Today I was told by a fellow Dupuytren’s contracture “sufferer” (who is otherwise a complete stranger) that it means I am 100% Aryan!
Yippee!
I self diagnosed a few years ago. But for official purposes I showed it to me doctor at a physical a couple years ago. She immediately recognized it and was starting to show off her medical esoterica when I let her know that I already figured it out.
My right hand started first and has only slowly progressed over the years but my left hand has decided to catch up. The main thing with the left is sometimes I get a sharp pain gripping something like a steering wheel.
Yeah, all my ancestors going back 400+ years spoke a Germanic language.
Stupid genes.
I have it as well, and Ancestry.com claims that I am a combination of English and Western European.
I’m 70, and have had it for a couple of years. It’s in both hands, but fortunately mostly in my right hand (I’m left-handed). Because of that, I can still bowl, curl, and play golf.
Ah, the “viking disease”. It does affect other ethnic groups besides northern europeans, but it’s much less common in sub-saharan Africa and in the middle and far east.
I’ve got a mild case in BOTH hands.
Here’s the Dupuytren society official logo: http://dupuytren.ru/img/ids.png
Is that logo for real?
I’ll be shocked if it is.
Be shocked: https://www.dupuytren-online.info/
Now I wanna be a part of that society.
Educate the innocent amongst us, please? 
I’m kinda offended they disregarded the role of the thumb.
The actor Bill Nighy has this, and some other famous people, too.
My dad had that as well. His ancestry was French and German. Wikipedia says doing manual labor is another risk factor, which my dad definitely did. Wiki also lists alcoholism as a risk factor. Dad may not have been a full-on alcoholic, but the man did drink a lot.

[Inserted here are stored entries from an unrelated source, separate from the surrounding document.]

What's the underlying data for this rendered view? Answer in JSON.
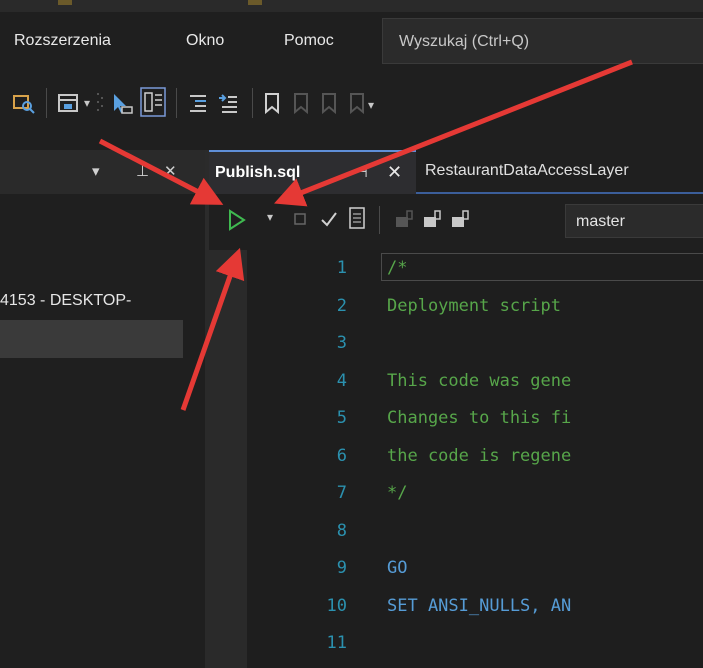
{
  "menu": {
    "items": [
      "Rozszerzenia",
      "Okno",
      "Pomoc"
    ],
    "search_placeholder": "Wyszukaj (Ctrl+Q)"
  },
  "left_panel": {
    "server_row": "4153 - DESKTOP-",
    "pin_glyph": "▾  ⭳  ✕"
  },
  "tabs": [
    {
      "label": "Publish.sql",
      "active": true
    },
    {
      "label": "RestaurantDataAccessLayer",
      "active": false
    }
  ],
  "sql_toolbar": {
    "database": "master",
    "icons": [
      "execute-icon",
      "dropdown-icon",
      "stop-icon",
      "parse-icon",
      "results-icon",
      "connect-icon",
      "disconnect-icon",
      "change-connection-icon"
    ]
  },
  "editor": {
    "lines": [
      {
        "n": "1",
        "text": "/*",
        "kind": "comment"
      },
      {
        "n": "2",
        "text": "Deployment script",
        "kind": "comment"
      },
      {
        "n": "3",
        "text": "",
        "kind": "comment"
      },
      {
        "n": "4",
        "text": "This code was gene",
        "kind": "comment"
      },
      {
        "n": "5",
        "text": "Changes to this fi",
        "kind": "comment"
      },
      {
        "n": "6",
        "text": "the code is regene",
        "kind": "comment"
      },
      {
        "n": "7",
        "text": "*/",
        "kind": "comment"
      },
      {
        "n": "8",
        "text": "",
        "kind": "comment"
      },
      {
        "n": "9",
        "text": "GO",
        "kind": "keyword"
      },
      {
        "n": "10",
        "text": "SET ANSI_NULLS, AN",
        "kind": "keyword"
      },
      {
        "n": "11",
        "text": "",
        "kind": "comment"
      }
    ]
  },
  "annotation": {
    "arrow_color": "#e53935"
  },
  "colors": {
    "accent": "#5f8fd8",
    "run_green": "#3fb950"
  }
}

Nearly inhaled scrambled eggs when I read this.
If and when it gets to the point where you have to have something done about it, please look into Collagenase injection. This treatment involves injections of an enzyme into the affected areas, which acts like a solvent to break up the adhesions between the tendons and the surrounding tissue.
In my case it took a half-hour visit to the doctor to receive four injections into the palm of my hand, and a return visit forty-eight hours later, by which time my fingers were correctly aligned and had regained full movement. As of this writing some five years later, the contracture shows no sign of recurring.

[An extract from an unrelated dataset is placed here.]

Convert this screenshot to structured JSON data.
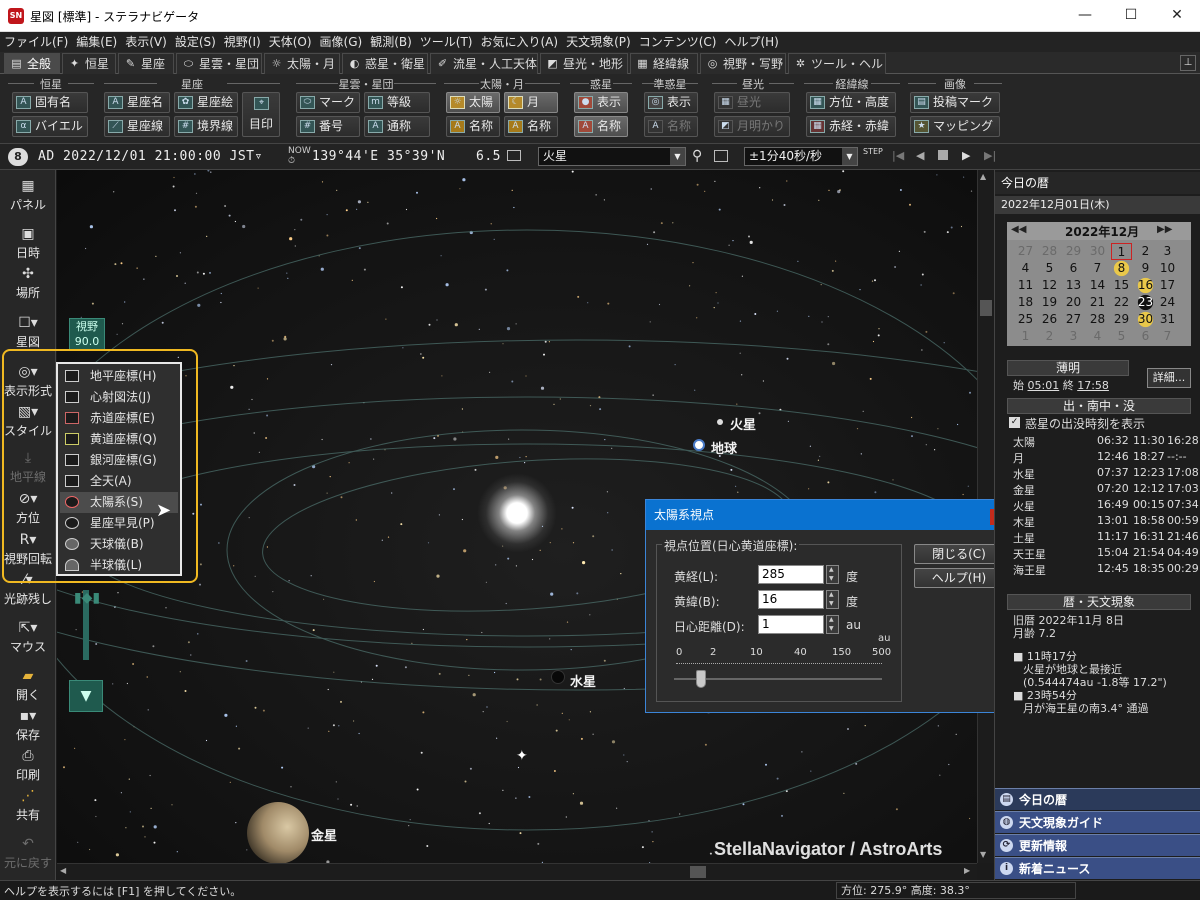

When we originally looked into treatment, the only option was surgical intervention, which would require months of recovery. We instead waited two and a half years for FDA approval of the collagenase therapy, and it was well worth the wait.
Ignorance has been fought here today. :eek:
Now that you mention it, I think my dad got that as well. ISTR that it helped him at least temporarily, but I think his symptoms had started to return before his death. But my memory is fuzzy now.
My doctor told me that Dupuytren’s is a progressive condition for which there is no cure (the various procedures available treat the symptoms, not the underlying disease) and that any treatment I underwent would be a temporary one.
I had the needle aponeurotomy about eighteen months ago. Helped immensely, but the growth has come back. I’ll probably undergo the Collagenase injection sometime later this year. (I could undergo another NA procedure, but what the hell - let’s try something different.)
My dad had that. So far, I’ve avoided it.
Vikings traded slaves to the middle east, and Arab slavers raided as far north as Iceland and Norway.